Lukashenka displayed a sense of humor when asked how he responds when called a dictator. He said that he is not simply a dictator—he is the last dictator [of Europe]; there will not be any more, so journalists should feel lucky having the chance to speak to him. Reportedly, Lukashenka often suggests to Putin that the latter may have outperformed him as a dictator, so they may finally leave him [Lukashenka] in peace. At the end of the interview, Lukashenka playfully suggested that the Ukrainians may still come over to him and ask for help. “And then you will have a dictatorship. Just kidding, for I may scare Ukrainians away.” “They are already scared” mentioned the talk show host. “You have not seen anything, yet,” replied Lukashenka.

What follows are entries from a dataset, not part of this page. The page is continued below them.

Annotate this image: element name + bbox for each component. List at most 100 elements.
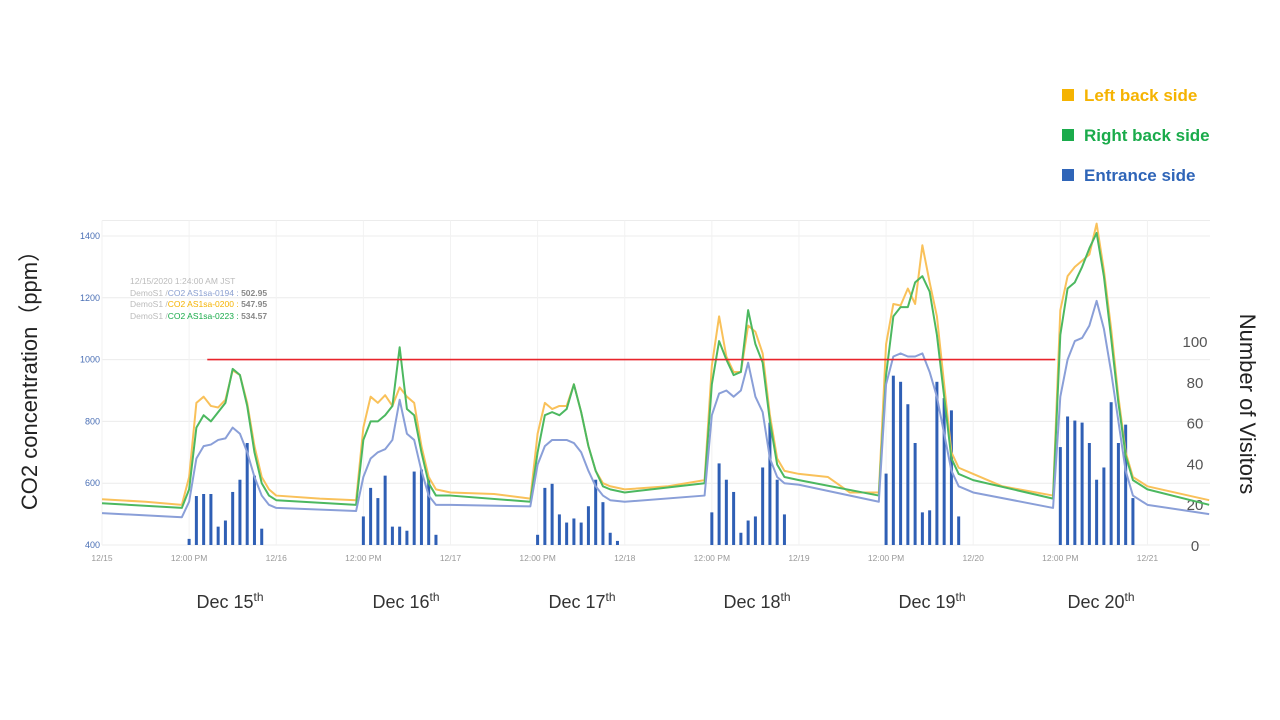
visitor-bar [361,516,365,545]
visitor-bar [942,398,946,545]
left-tick-label: 400 [85,540,100,550]
x-tick-label: 12:00 PM [868,553,904,563]
visitor-bar [260,528,264,545]
visitor-bar [1080,422,1084,545]
visitor-bar [245,443,249,545]
date-suffix: th [780,590,791,604]
visitor-bar [957,516,961,545]
visitor-bar [884,473,888,545]
x-tick-label: 12/21 [1137,553,1159,563]
legend-item-left-back: Left back side [1062,86,1210,126]
visitor-bar [536,534,540,545]
visitor-bar [906,404,910,545]
visitor-bar [419,469,423,545]
visitor-bar [1116,443,1120,545]
date-suffix: th [605,590,616,604]
visitor-bar [746,520,750,545]
visitor-bar [1131,498,1135,545]
visitor-bar [376,498,380,545]
visitor-bar [223,520,227,545]
date-label: Dec 15th [196,590,263,613]
visitor-bar [369,487,373,545]
left-tick-label: 1400 [80,231,100,241]
visitor-bar [782,514,786,545]
right-tick-label: 60 [1187,416,1204,433]
date-label: Dec 16th [372,590,439,613]
visitor-bar [194,496,198,545]
visitor-bar [732,491,736,545]
tooltip-prefix: DemoS1 / [130,287,168,298]
visitor-bar [1073,420,1077,545]
tooltip: 12/15/2020 1:24:00 AM JST DemoS1 /CO2 AS… [130,276,267,322]
right-tick-label: 40 [1187,456,1204,473]
left-tick-label: 1000 [80,355,100,365]
visitor-bar [768,422,772,545]
tooltip-row: DemoS1 /CO2 AS1sa-0194 : 502.95 [130,288,267,300]
visitor-bar [579,522,583,545]
right-axis-title: Number of Visitors [1235,313,1260,495]
tooltip-value: 502.95 [241,287,268,298]
tooltip-prefix: DemoS1 / [130,310,168,321]
visitor-bar [899,381,903,545]
visitor-bar [928,510,932,545]
date-label: Dec 17th [548,590,615,613]
visitor-bar [615,540,619,545]
visitor-bar [252,475,256,545]
date-text: Dec 20 [1067,592,1125,612]
visitor-bar [1058,447,1062,545]
visitor-bar [891,375,895,545]
visitor-bar [949,410,953,545]
legend-item-right-back: Right back side [1062,126,1210,166]
visitor-bar [724,479,728,545]
x-tick-label: 12/18 [614,553,636,563]
visitor-bar [390,526,394,545]
visitor-bar [717,463,721,545]
visitor-bar [187,538,191,545]
visitor-bar [398,526,402,545]
series-line-entrance-side [101,299,1210,519]
visitor-bar [383,475,387,545]
visitor-bar [565,522,569,545]
x-tick-label: 12:00 PM [171,553,207,563]
x-tick-label: 12:00 PM [1042,553,1078,563]
right-tick-label: 80 [1187,375,1204,392]
left-tick-label: 600 [85,478,100,488]
date-label: Dec 20th [1067,590,1134,613]
visitor-bar [427,477,431,545]
visitor-bar [710,512,714,545]
visitor-bar [412,471,416,545]
date-suffix: th [429,590,440,604]
tooltip-series: CO2 AS1sa-0200 : [167,299,239,309]
visitor-bar [550,483,554,545]
visitor-bar [608,532,612,545]
visitor-bar [238,479,242,545]
visitor-bar [202,494,206,545]
tooltip-series: CO2 AS1sa-0223 : [167,310,239,321]
date-text: Dec 16 [372,592,430,612]
visitor-bar [1095,479,1099,545]
visitor-bar [216,526,220,545]
visitor-bar [601,502,605,545]
tooltip-time: 12/15/2020 1:24:00 AM JST [130,276,236,286]
tooltip-row: DemoS1 /CO2 AS1sa-0200 : 547.95 [130,299,267,311]
visitor-bar [935,381,939,545]
visitor-bar [1102,467,1106,545]
visitor-bar [231,491,235,545]
visitor-bar [1109,402,1113,545]
left-tick-label: 1200 [80,293,100,303]
x-tick-label: 12/17 [440,553,462,563]
x-tick-label: 12:00 PM [694,553,730,563]
legend-swatch [1062,129,1074,141]
visitor-bar [405,530,409,545]
left-tick-label: 800 [85,416,100,426]
tooltip-value: 547.95 [241,299,268,309]
series-line-left-back-side [101,222,1210,506]
tooltip-series: CO2 AS1sa-0194 : [167,287,239,298]
visitor-bar [775,479,779,545]
x-tick-label: 12/16 [266,553,288,563]
legend-label: Entrance side [1084,166,1196,185]
tooltip-prefix: DemoS1 / [130,299,168,309]
tooltip-value: 534.57 [241,310,268,321]
visitor-bar [1066,416,1070,545]
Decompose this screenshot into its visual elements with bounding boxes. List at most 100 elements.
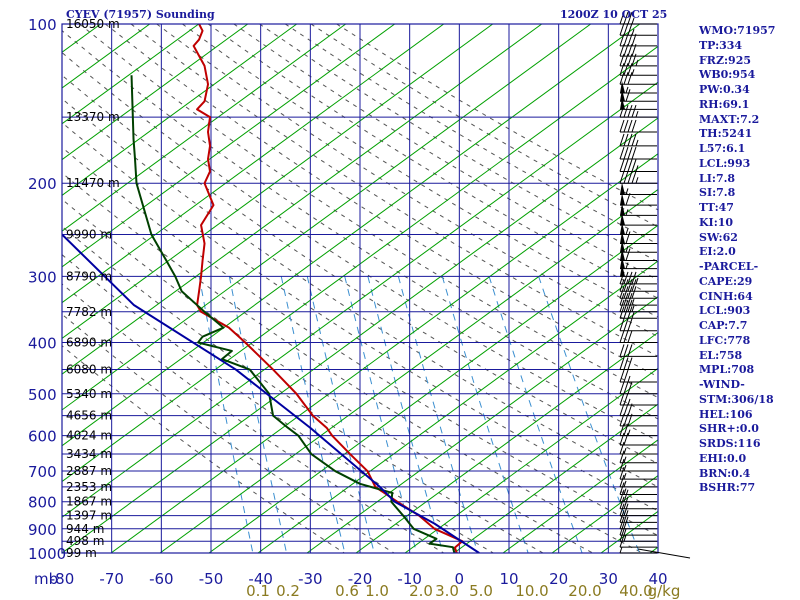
wind-barb-flag — [619, 392, 625, 406]
wind-barb-half-flag — [623, 488, 627, 495]
height-label: 1397 m — [66, 509, 112, 523]
indices-item: SHR+:0.0 — [699, 422, 759, 436]
wind-barb — [619, 516, 657, 530]
wind-barb-flag — [619, 466, 625, 480]
wind-barb-flag — [619, 516, 625, 529]
wind-barb-half-flag — [635, 165, 639, 172]
indices-item: CAP:7.7 — [699, 319, 748, 332]
diagonal-gridline — [62, 24, 298, 196]
wind-barb — [620, 203, 657, 216]
wind-barb-half-flag — [623, 472, 627, 480]
indices-item: EI:2.0 — [699, 245, 736, 259]
wind-barb-flag — [623, 72, 629, 85]
indices-item: -WIND- — [699, 378, 745, 391]
diagonal-gridline — [62, 24, 592, 411]
wind-barb-flag — [619, 496, 625, 509]
dry-adiabat — [62, 98, 658, 488]
wind-barb-flag — [625, 89, 631, 102]
diagonal-gridline — [0, 24, 3, 553]
indices-item: STM:306/18 — [699, 392, 774, 406]
wind-barb-flag — [627, 171, 633, 184]
wind-barb-flag — [619, 23, 625, 36]
temperature-tick-label: -10 — [397, 570, 422, 588]
temperature-tick-label: -20 — [348, 570, 373, 588]
wind-barb-flag — [619, 53, 625, 67]
indices-item: EL:758 — [699, 348, 743, 362]
wind-barb — [619, 546, 657, 554]
mixing-ratio-label: 20.0 — [568, 582, 601, 600]
wind-barb-flag — [627, 306, 633, 319]
wind-barb-pennant — [620, 231, 625, 244]
wind-barb-pennant — [620, 182, 625, 195]
wind-barb — [619, 271, 657, 285]
height-label: 944 m — [66, 522, 104, 536]
wind-barb-flag — [623, 330, 629, 343]
wind-barb-pennant — [620, 80, 625, 93]
wind-barb — [619, 318, 657, 332]
pressure-tick-label: 700 — [28, 463, 57, 481]
temperature-tick-label: -60 — [149, 570, 174, 588]
wind-barb — [619, 344, 657, 357]
diagonal-gridline — [62, 24, 445, 304]
wind-barb — [619, 279, 657, 292]
pressure-tick-label: 1000 — [28, 545, 66, 563]
mixing-ratio-label: 10.0 — [515, 582, 548, 600]
wind-barb — [619, 53, 657, 67]
wind-barb — [619, 119, 657, 133]
wind-barb — [620, 240, 657, 253]
wind-barb-flag — [619, 146, 625, 160]
diagonal-gridline — [306, 296, 658, 553]
indices-item: EHI:0.0 — [699, 451, 747, 465]
diagonal-gridline — [257, 260, 658, 553]
indices-item: LFC:778 — [699, 333, 751, 347]
wind-barb-flag — [623, 299, 629, 312]
wind-barb-flag — [619, 171, 625, 184]
height-label: 1867 m — [66, 495, 112, 509]
wind-barb — [619, 413, 657, 427]
wind-barb — [619, 474, 657, 488]
wind-barb-half-flag — [625, 246, 629, 253]
wind-barb-flag — [627, 53, 633, 67]
wind-barb-half-flag — [635, 110, 639, 118]
height-label: 16050 m — [66, 17, 120, 31]
wind-barb-half-flag — [623, 456, 627, 463]
wind-barb-flag — [619, 432, 625, 446]
wind-barb-flag — [619, 423, 625, 436]
wind-barb — [619, 11, 657, 25]
wind-barb-flag — [631, 279, 637, 292]
wind-barb-pennant — [620, 213, 625, 226]
wind-barb-half-flag — [623, 447, 627, 455]
wind-barb-half-flag — [631, 312, 635, 319]
dry-adiabat — [62, 51, 658, 442]
wind-barb — [620, 80, 657, 94]
wind-barb-flag — [627, 63, 633, 76]
diagonal-gridline — [62, 24, 396, 268]
wind-barb-half-flag — [623, 528, 627, 536]
indices-item: WB0:954 — [699, 68, 756, 82]
chart-datetime: 1200Z 10 OCT 25 — [560, 8, 668, 21]
mixing-ratio-line — [488, 276, 583, 553]
wind-barb-half-flag — [625, 188, 629, 195]
indices-item: TP:334 — [699, 38, 743, 52]
wind-barb-flag — [623, 271, 629, 285]
diagonal-gridline — [355, 331, 658, 553]
temperature-tick-label: -70 — [99, 570, 124, 588]
temperature-tick-label: 30 — [599, 570, 618, 588]
height-label: 6080 m — [66, 363, 112, 377]
wind-barb-flag — [623, 23, 629, 36]
wind-barb-flag — [623, 119, 629, 133]
pressure-tick-label: 600 — [28, 428, 57, 446]
height-label: 2887 m — [66, 464, 112, 478]
wind-barb-flag — [619, 119, 625, 133]
indices-item: PW:0.34 — [699, 83, 750, 96]
wind-barb — [619, 489, 657, 503]
mixing-ratio-label: 5.0 — [469, 582, 493, 600]
wind-barb — [620, 222, 657, 236]
wind-barb-flag — [619, 510, 625, 523]
height-label: 9990 m — [66, 228, 112, 242]
pressure-tick-label: 200 — [28, 175, 57, 193]
wind-barb-flag — [619, 11, 625, 25]
wind-barb-flag — [623, 381, 629, 394]
wind-barb-flag — [623, 133, 629, 147]
wind-barb-flag — [627, 330, 633, 343]
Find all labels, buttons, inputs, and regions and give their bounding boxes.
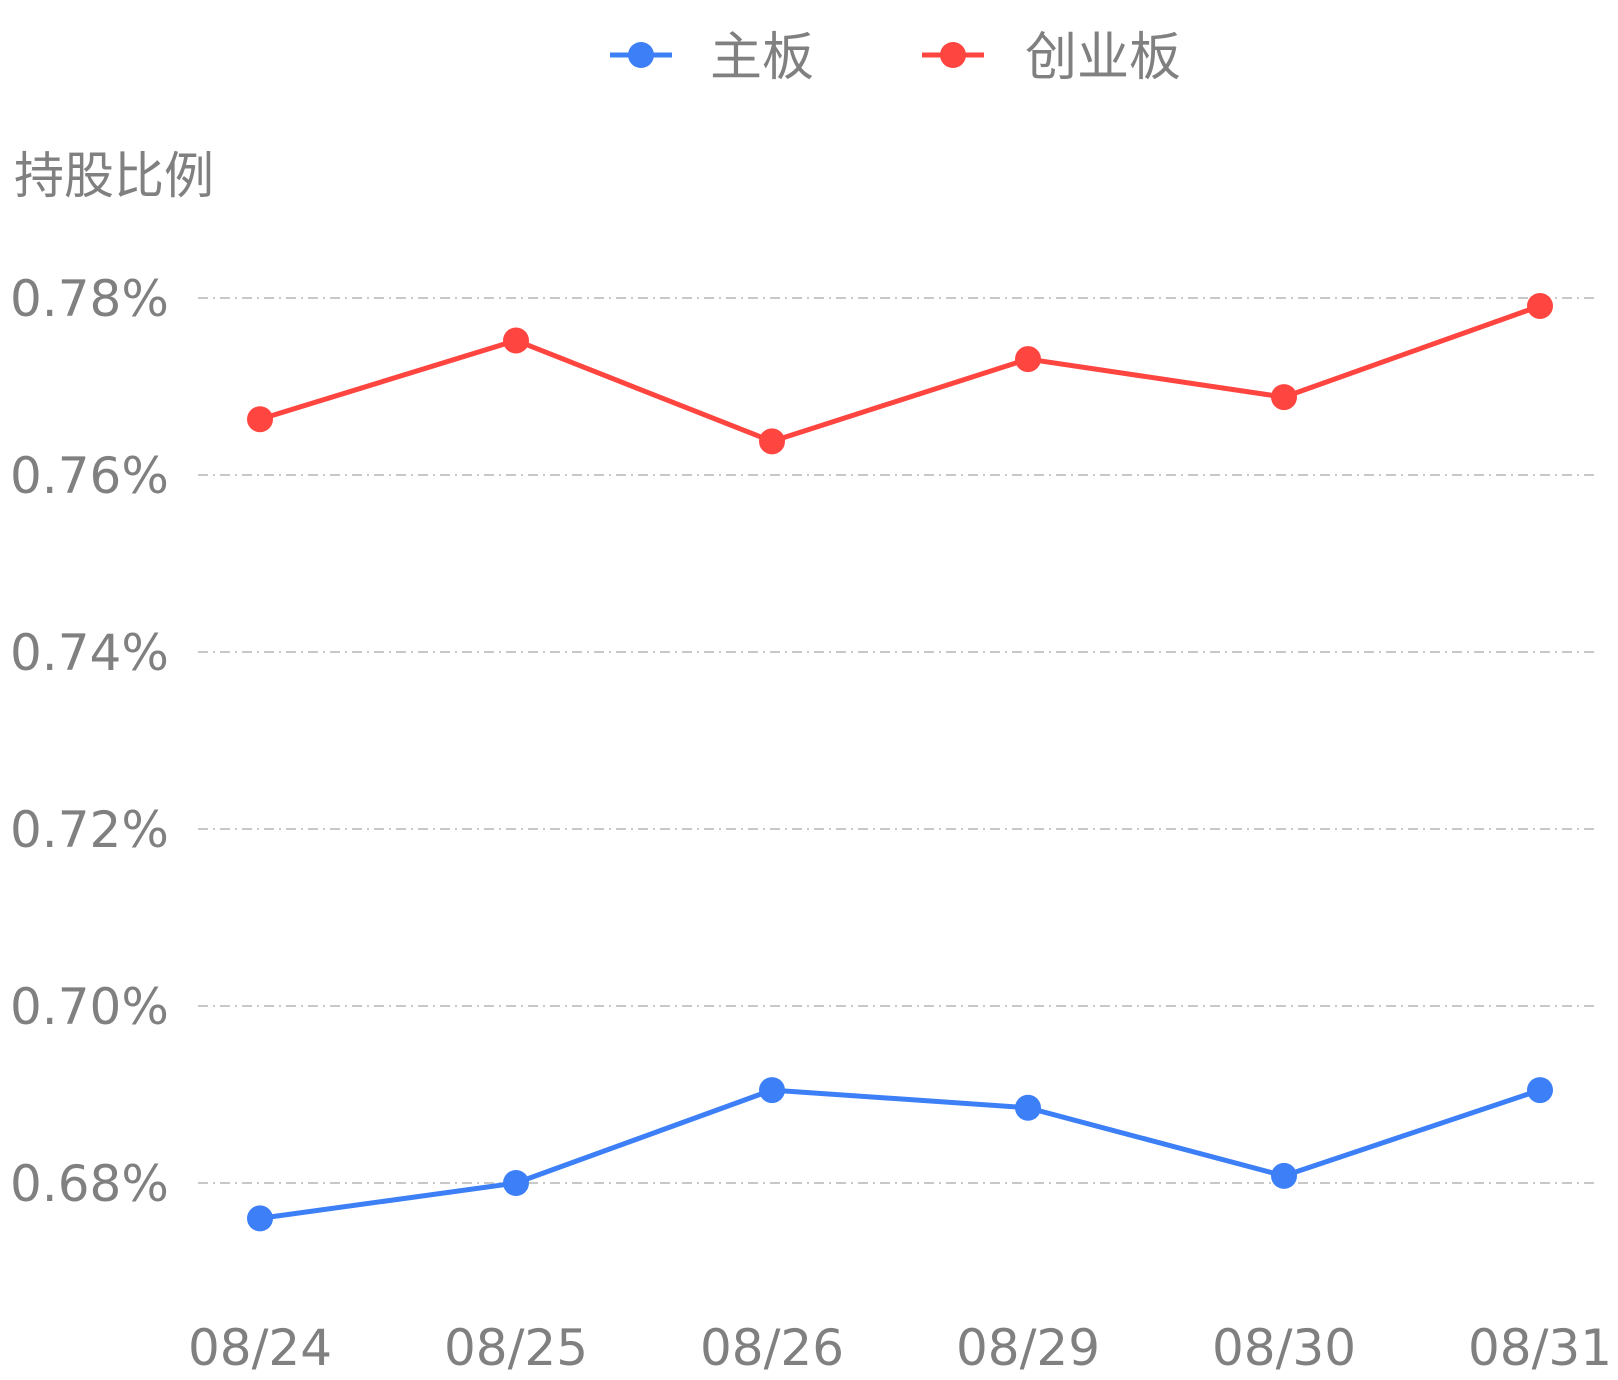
y-tick-label-2: 0.72% xyxy=(10,801,169,859)
series-1 xyxy=(247,292,1553,455)
data-point-0-3[interactable] xyxy=(1015,1094,1041,1121)
data-point-0-0[interactable] xyxy=(247,1205,273,1232)
y-tick-label-4: 0.76% xyxy=(10,447,169,505)
legend: 主板 创业板 xyxy=(610,28,1181,88)
series-line-0 xyxy=(259,1087,1541,1221)
y-axis-ticks: 0.68% 0.70% 0.72% 0.74% 0.76% 0.78% xyxy=(10,270,169,1213)
legend-label-1: 创业板 xyxy=(1025,28,1181,88)
legend-label-0: 主板 xyxy=(710,28,814,88)
data-point-1-4[interactable] xyxy=(1271,384,1297,411)
series-line-1 xyxy=(259,303,1541,444)
y-tick-label-5: 0.78% xyxy=(10,270,169,328)
legend-swatch-dot-1 xyxy=(940,42,966,68)
y-tick-label-0: 0.68% xyxy=(10,1155,169,1213)
data-point-1-1[interactable] xyxy=(503,327,529,354)
data-point-1-3[interactable] xyxy=(1015,346,1041,373)
x-tick-label-2: 08/26 xyxy=(700,1319,844,1377)
legend-item-0[interactable]: 主板 xyxy=(610,28,814,88)
y-tick-label-3: 0.74% xyxy=(10,624,169,682)
legend-swatch-dot-0 xyxy=(628,42,654,68)
x-tick-label-3: 08/29 xyxy=(956,1319,1100,1377)
x-tick-label-4: 08/30 xyxy=(1212,1319,1356,1377)
data-point-1-0[interactable] xyxy=(247,406,273,433)
data-point-1-5[interactable] xyxy=(1527,292,1553,319)
grid xyxy=(198,297,1598,1184)
data-point-0-5[interactable] xyxy=(1527,1077,1553,1104)
data-point-1-2[interactable] xyxy=(759,428,785,455)
y-tick-label-1: 0.70% xyxy=(10,978,169,1036)
data-point-0-2[interactable] xyxy=(759,1077,785,1104)
legend-item-1[interactable]: 创业板 xyxy=(922,28,1181,88)
series-layer xyxy=(247,292,1553,1232)
y-axis-title: 持股比例 xyxy=(14,147,214,205)
data-point-0-4[interactable] xyxy=(1271,1162,1297,1189)
x-tick-label-1: 08/25 xyxy=(444,1319,588,1377)
series-0 xyxy=(247,1077,1553,1232)
x-tick-label-5: 08/31 xyxy=(1468,1319,1612,1377)
data-point-0-1[interactable] xyxy=(503,1170,529,1196)
x-axis-ticks: 08/24 08/25 08/26 08/29 08/30 08/31 xyxy=(188,1319,1612,1377)
x-tick-label-0: 08/24 xyxy=(188,1319,332,1377)
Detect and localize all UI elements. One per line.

Lukashenka’s statement following his meeting with Turchynov was effusively friendly. Even such issues were discussed as the creation of a Black Sea–Baltic Sea transportation corridor, an idea popular in Europe during the 1990s, when it seemed that the geopolitical re-orientation of both Ukraine and Belarus was just round the corner. Belarus’s possible purchase of electricity in Ukraine was also on the agenda, as was the continuation of “brotherly help” that Belarusians routinely render to farms in northern Ukraine during harvest time. Among other things, this practice is a manifestation of Belarusian farms being much better equipped than their Ukrainian and Russian counterparts. Lukashenka specifically mentioned that much of the information Turchynov shared with him was a “revelation” to him, i.e., something that the Belarusian leader did not know before (http://news.tut.by/politics/392889.html).
In summary, faced with a difficult situation, Lukashenka is once again performing his balancing act, the art of which he has perfected. Whereas, from 2007 to 2010, this was mainly about positioning Belarus between Russia and the European Union, today it is about remaining simultaneously in the good graces of both Russia and Ukraine. A national leader much underrated and maligned in the West, Alyaksandr Lukashenka may have made yet another contribution to his legacy.